The allocation crunch was not entirely unique to crypto. SpaceX’s $75 billion IPO was more than four times oversubscribed, with approximately $250 billion in total demand. Traditional brokerage customers also received fewer shares than they requested, though Fidelity, Charles Schwab, and SoFi all completed at least partial allocations for eligible participants. The difference is that crypto customers got nothing at all.

The failure exposed a structural problem with how these products were built. Crypto exchanges did not have direct relationships with SpaceX’s underwriters or the IPO allocation process. Instead, they relied on xStocks as an intermediary to secure and deliver the underlying shares, adding an extra link in the chain between the customer and the asset. When that intermediary could not obtain shares from the massively oversubscribed offering, the entire tokenized product collapsed regardless of how much demand the exchanges had aggregated.

Even crypto industry insiders found the arrangement problematic.
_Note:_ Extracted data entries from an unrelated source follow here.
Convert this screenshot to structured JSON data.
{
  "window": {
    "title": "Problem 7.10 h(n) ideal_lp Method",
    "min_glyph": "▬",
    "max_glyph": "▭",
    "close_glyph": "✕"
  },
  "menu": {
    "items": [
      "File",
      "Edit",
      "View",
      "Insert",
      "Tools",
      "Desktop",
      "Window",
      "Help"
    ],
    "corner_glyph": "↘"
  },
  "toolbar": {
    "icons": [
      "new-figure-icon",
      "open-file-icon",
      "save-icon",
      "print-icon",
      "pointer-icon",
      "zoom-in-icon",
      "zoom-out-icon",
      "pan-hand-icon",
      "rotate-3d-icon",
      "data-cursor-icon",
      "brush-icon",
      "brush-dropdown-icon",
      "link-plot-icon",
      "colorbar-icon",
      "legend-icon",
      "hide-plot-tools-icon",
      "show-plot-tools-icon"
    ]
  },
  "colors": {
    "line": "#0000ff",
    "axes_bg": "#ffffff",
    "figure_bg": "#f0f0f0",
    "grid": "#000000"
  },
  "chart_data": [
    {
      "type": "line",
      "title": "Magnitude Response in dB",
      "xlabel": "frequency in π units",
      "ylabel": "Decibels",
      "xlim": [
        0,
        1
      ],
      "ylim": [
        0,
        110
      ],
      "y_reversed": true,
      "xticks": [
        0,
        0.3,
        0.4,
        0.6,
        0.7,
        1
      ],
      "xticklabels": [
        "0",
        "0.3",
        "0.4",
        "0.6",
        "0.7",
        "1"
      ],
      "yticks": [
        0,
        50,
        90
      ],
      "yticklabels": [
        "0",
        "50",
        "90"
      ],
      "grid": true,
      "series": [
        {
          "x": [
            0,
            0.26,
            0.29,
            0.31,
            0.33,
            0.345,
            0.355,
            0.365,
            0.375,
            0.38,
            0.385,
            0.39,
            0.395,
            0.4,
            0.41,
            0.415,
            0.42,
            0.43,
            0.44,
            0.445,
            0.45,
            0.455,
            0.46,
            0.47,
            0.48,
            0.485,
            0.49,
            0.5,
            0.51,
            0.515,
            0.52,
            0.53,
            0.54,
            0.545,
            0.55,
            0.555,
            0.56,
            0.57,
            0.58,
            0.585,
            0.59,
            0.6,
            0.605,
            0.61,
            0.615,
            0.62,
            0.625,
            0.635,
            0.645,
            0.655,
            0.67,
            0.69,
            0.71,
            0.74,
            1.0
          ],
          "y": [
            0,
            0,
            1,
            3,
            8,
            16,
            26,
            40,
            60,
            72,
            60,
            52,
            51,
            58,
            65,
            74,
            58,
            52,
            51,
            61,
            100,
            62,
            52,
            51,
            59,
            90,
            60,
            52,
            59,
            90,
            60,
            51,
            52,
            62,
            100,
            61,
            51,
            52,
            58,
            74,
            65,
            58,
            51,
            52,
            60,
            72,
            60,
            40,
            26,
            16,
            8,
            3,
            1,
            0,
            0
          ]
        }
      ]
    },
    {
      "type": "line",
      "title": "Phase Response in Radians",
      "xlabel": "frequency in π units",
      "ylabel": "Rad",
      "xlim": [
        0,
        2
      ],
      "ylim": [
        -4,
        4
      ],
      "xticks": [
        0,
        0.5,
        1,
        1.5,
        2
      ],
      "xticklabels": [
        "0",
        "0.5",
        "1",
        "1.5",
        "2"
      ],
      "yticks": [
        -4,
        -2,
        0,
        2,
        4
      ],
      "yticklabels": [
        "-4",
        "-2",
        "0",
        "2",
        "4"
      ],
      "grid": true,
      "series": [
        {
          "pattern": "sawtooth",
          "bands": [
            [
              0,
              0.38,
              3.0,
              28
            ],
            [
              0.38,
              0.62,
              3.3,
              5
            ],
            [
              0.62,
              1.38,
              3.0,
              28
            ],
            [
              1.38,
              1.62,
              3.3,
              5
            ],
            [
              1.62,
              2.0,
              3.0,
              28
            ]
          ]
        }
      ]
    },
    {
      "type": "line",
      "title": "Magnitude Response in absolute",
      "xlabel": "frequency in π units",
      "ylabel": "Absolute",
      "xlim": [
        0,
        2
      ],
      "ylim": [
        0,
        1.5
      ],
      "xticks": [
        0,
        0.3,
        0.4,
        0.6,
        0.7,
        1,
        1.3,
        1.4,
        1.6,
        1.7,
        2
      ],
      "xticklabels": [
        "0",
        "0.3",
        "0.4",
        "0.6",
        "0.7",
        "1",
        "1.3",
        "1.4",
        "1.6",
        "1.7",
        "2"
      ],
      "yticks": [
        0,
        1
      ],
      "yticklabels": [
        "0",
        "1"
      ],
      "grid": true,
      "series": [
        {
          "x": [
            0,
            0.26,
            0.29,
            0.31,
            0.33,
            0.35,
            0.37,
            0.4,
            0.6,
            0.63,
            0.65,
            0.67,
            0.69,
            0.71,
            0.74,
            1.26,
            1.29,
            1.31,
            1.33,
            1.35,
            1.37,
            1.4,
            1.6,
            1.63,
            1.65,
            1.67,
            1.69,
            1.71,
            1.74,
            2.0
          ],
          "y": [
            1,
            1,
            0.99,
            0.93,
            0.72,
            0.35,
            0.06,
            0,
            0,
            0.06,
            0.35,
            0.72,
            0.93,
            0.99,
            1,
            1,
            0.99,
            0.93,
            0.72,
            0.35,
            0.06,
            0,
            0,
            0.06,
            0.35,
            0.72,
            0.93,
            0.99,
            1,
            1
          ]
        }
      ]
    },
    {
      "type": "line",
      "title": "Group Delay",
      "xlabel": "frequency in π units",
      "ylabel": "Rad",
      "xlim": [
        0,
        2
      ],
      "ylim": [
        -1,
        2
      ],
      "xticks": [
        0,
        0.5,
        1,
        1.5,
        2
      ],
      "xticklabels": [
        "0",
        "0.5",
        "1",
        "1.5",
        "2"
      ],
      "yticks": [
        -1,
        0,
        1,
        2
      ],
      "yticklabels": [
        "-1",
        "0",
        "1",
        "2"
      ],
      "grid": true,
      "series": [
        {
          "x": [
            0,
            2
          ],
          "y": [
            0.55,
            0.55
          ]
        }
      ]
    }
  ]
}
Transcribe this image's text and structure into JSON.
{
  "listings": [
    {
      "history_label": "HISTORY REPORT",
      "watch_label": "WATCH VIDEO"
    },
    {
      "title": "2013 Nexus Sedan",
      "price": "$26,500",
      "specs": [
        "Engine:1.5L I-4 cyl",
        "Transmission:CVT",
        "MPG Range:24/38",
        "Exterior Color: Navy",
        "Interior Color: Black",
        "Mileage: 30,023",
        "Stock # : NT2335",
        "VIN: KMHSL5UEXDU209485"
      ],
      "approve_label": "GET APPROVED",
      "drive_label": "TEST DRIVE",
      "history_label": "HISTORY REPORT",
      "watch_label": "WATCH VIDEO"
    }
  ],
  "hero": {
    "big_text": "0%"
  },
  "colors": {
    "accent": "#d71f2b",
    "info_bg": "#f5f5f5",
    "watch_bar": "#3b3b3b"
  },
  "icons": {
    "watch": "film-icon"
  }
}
Tom Farley, CEO of crypto exchange Bullish, posted on X that “maybe tokens should actually be approved by the issuer and therefore be the actual underlying share.” ARK Invest’s Lorenzo Valente had flagged the issue earlier on Friday, posting that he had “seen 40 exchanges and wallets advertising SpaceX stock” and asking, “What exactly am I buying?

Not every tokenized SpaceX product failed. The xStocks SPCXx token did eventually go live after the IPO, and CoinGecko listed tokenized SpaceX products at a combined market capitalisation of nearly $50 million on the first trading day. That figure is barely a rounding error against SpaceX’s roughly $2.1 trillion public valuation. Meanwhile, PreStocks’ Solana-based SpaceX token was trading at a steep discount to the actual public shares, a gap the issuer had warned about due to a six-month lockup on the underlying shares.

The episode arrived as the SEC had already delayed a plan, reported by Bloomberg in May, to allow crypto firms to trade tokenized versions of US stocks. Tokenized equities are being promoted alongside stablecoins as evidence that crypto is finding mainstream adoption, but the SpaceX debacle demonstrated how much of that adoption still depends on centralised issuers, custodians, and allocation pipelines. The original pitch for Bitcoin was to reduce reliance on trusted financial intermediaries. What happened on Friday was a reminder that tokenized stocks, by their nature, cannot escape them.